In reality, the last time she travelled was five years ago, and it was with me. We went on a cruise together. She got so stressed out by the whole experience that she spent the entire flight home in the airplane’s bathroom with a case of the atomic shits. She emerged from the crapper looking like she’d just spent a year in the bush, eating grubs and sleeping in an earthen quonset. untitledhusband picked us up from the airport that day and about lost his shit when he saw her. His amusement was soon replaced by horror when she placed a newspaper under herself in our car, and then proceeded to soil it like a common barn animal.

One of the traits that she listed as a dislike was “laziness.” This, from a woman who sits for days (again, I wish I was exaggerating) on her sofa, living vicariously through the old westerns, made-for-TV movies and the trashy dog-eared novels that she denies reading. If not for bathroom and food breaks, she’d get no exercise at all. Every now and then, I’ll get a phone call from her on Saturday afternoon. “Say, did you see this movie about the woman whose husband has three legs?” “No, mother, I didn’t catch that one. Was it on Bravo? PBS? HBO? Oh — it was on LIFETIME.” My TIVO must’ve been busy taping re-runs of “Walker, Texas Ranger.”
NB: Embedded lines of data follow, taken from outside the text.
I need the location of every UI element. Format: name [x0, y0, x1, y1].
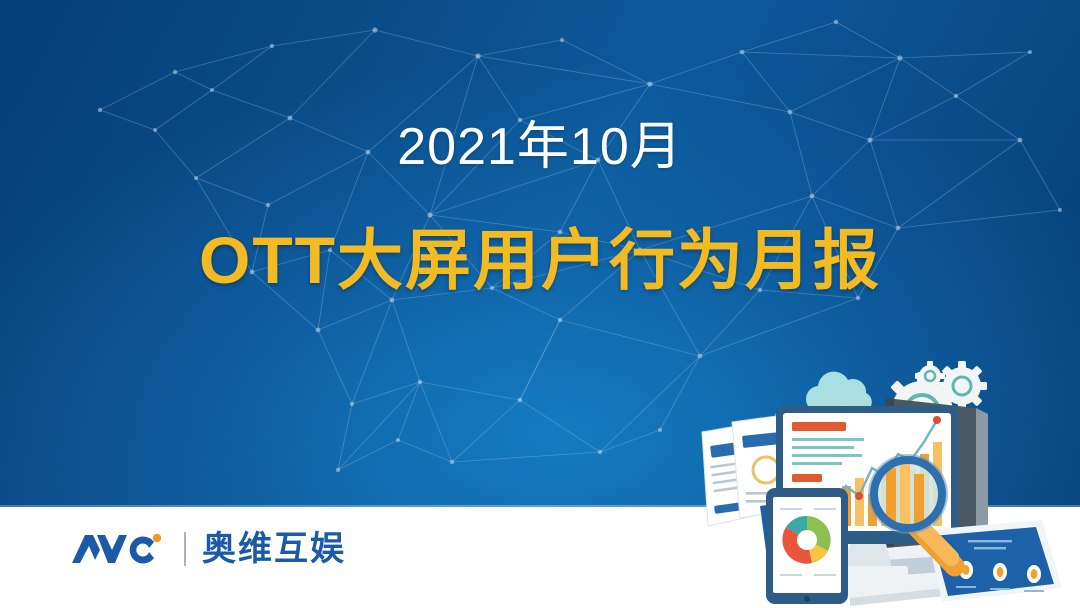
donut-chart [782, 516, 831, 564]
date-label: 2021年10月 [0, 118, 1080, 176]
page-title: OTT大屏用户行为月报 [0, 224, 1080, 297]
title-block: 2021年10月 OTT大屏用户行为月报 [0, 118, 1080, 297]
tablet-device [766, 488, 848, 604]
slide-root: 2021年10月 OTT大屏用户行为月报 奥维互娱 [0, 0, 1080, 608]
avc-logo-icon [70, 529, 168, 569]
logo-company-name: 奥维互娱 [202, 532, 346, 566]
cloud-icon [806, 372, 872, 412]
screen-header-bar [792, 422, 846, 431]
screen-button [792, 474, 822, 482]
logo-divider [184, 532, 186, 566]
data-analytics-illustration [690, 358, 1080, 608]
avc-orange-dot [153, 534, 161, 542]
tablet-home-button [804, 596, 810, 602]
brand-logo[interactable]: 奥维互娱 [70, 529, 346, 569]
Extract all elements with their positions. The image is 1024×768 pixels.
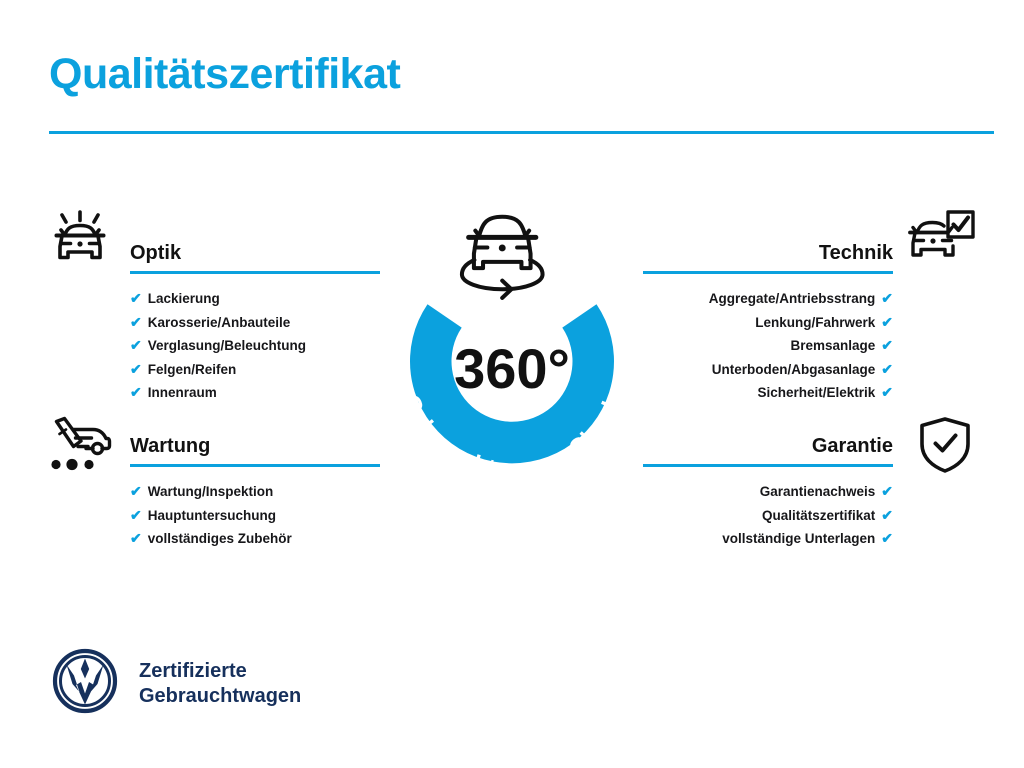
section-divider <box>643 464 893 467</box>
check-icon: ✔ <box>130 358 142 382</box>
check-icon: ✔ <box>130 334 142 358</box>
pencil-car-service-icon <box>46 416 112 479</box>
check-icon: ✔ <box>881 381 893 405</box>
list-item: Garantienachweis✔ <box>643 480 893 504</box>
check-icon: ✔ <box>881 311 893 335</box>
list-item-label: Verglasung/Beleuchtung <box>148 334 306 358</box>
section-header-wartung: Wartung <box>130 433 380 467</box>
check-icon: ✔ <box>881 334 893 358</box>
list-item-label: Felgen/Reifen <box>148 358 237 382</box>
title-divider <box>49 131 994 134</box>
checklist-garantie: Garantienachweis✔ Qualitätszertifikat✔ v… <box>643 480 893 551</box>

Someone needs to remind her that dating would require her to actually comb the back of her hair and maybe even walk to her car. Such revelation just might sour this whole eHarmony thing a bit for her. C’mon mother. Get real. You don’t want a boyfriend. You want a little man servant — someone to shave the dead skin off your heels and fetch you chocolate covered peanuts.

Swedes, shopping and the Shanghai Shits.

While untitledson was away this weekend, untitledhusband and I tackled the most unholy of chores — painting the living room. Should be a simple task, right? Well christ. It took three days. And right now, I’m out of my mind, due to the manual labor and such, which I so clearly am not cut out for. It may also have something to do with all Goof Off paint remover I’ve been huffing (surely the high point of the weekend). Reading the can, I see it says something about prolonged exposure and brain/nerve damage. Now you tell me.

In an effort to jam-pack our weekend with everything we cannot do when untitledson is here, untitledhusband and I also decided to visit Ikea. We shopped until we lost our religion (which for us, is about four hours), then drove back home. One afternoon in that store, and I would’ve thought nothing of suffocating the random screaming child in a flokati rug.

Our experience has left me enlightened. First, I am in awe of that shopping cart escalator thing (you know, the device that latches onto your shopping cart and heaves it to the next floor as you ride the escalator next to it). Those crazy Swedes. They’ve now officially made up for the wretched Ace of Base.

Secondly, it seems anything tastes good after walking behind a loaded shopping cart for four hours. ANYTHING. In a shopping-induced delirium, untitledhusband and I wolfed down a plateful of Swedish meatballs and declared it the BEST FOOD EVER. I had wanted to eat at Panda Express a few hours earlier, but decided to forego, lest I get a debilitating case of the Shanghai Shits. Might as well have enjoyed the sesame chicken, because the Subway I opted for ended up giving me the squirts. Yes, Subway. Given that their food is fresh and all, I can only surmise that my Sandwich Artist must’ve wiped his ass with my Italian roll.

As you can tell by the photo, we took in quite the kill. Now, to assemble it all. I must admit that I feel a bit overwhelmed, in a minimalist chic sort of way.